Tuesday, May 1, 2018

The connection between school spending and educational outcomes is tenuous

See Teachers on Strike: The AFT and NEA don’t have students’ best interests at heart any more than the UAW has those of auto buyers by Jason L. Riley of The WSJ.
"So far the strikes and protests have been a red-state phenomenon, and liberals are having fun with that fact. Some see it as more evidence of left-wing enthusiasm in an election year. Others say it proves that Republicans, with their focus on cutting taxes and shrinking government, have gone too far. But both parties like to brag about how much money they spend on schools, and polling shows that most voters seem to buy the union line that more funding will improve outcomes in the classroom. Federal education spending, like federal spending in general, exploded under President Obama, but it didn’t exactly suffer under George W. Bush."

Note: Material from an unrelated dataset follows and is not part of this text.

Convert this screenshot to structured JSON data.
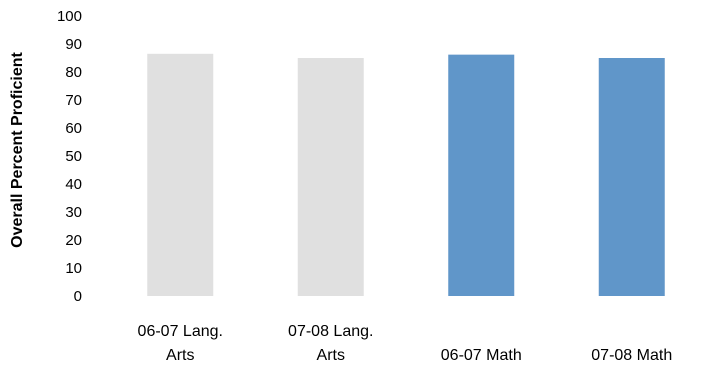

"The problem is less how much money is being spent than the way those dollars are being allocated. It isn’t hard to understand why politicians love to highlight education outlays. It helps them win votes and ward off union agitators. But the connection between school spending and educational outcomes is tenuous. The Cato Institute reports that between 2000 and 2015, which is the most recent year for which federal data is available, total spending per pupil at the state level rose, on average, by an inflation-adjusted 18%. During this period, it fell in Arizona while rising in Kentucky, Oklahoma and West Virginia. Yet on 2015 federal standardized exams, Arizona made more progress than any other state.

New York, by contrast, boasts the highest spending per pupil and teacher pay in the country, but you wouldn’t know it from the test results. The most recent federal assessment, released earlier this month, ranked New York 27th in fourth-grade reading and 36th in fourth-grade math. Among eighth-graders, the state ranks 32nd in reading and 25th in math. Union leaders insist that these comparisons are meaningless. But if you’re a low-income family stuck in a crummy school, or a taxpayer wondering how your dollars are being spent, such comparisons may be the only ones that matter."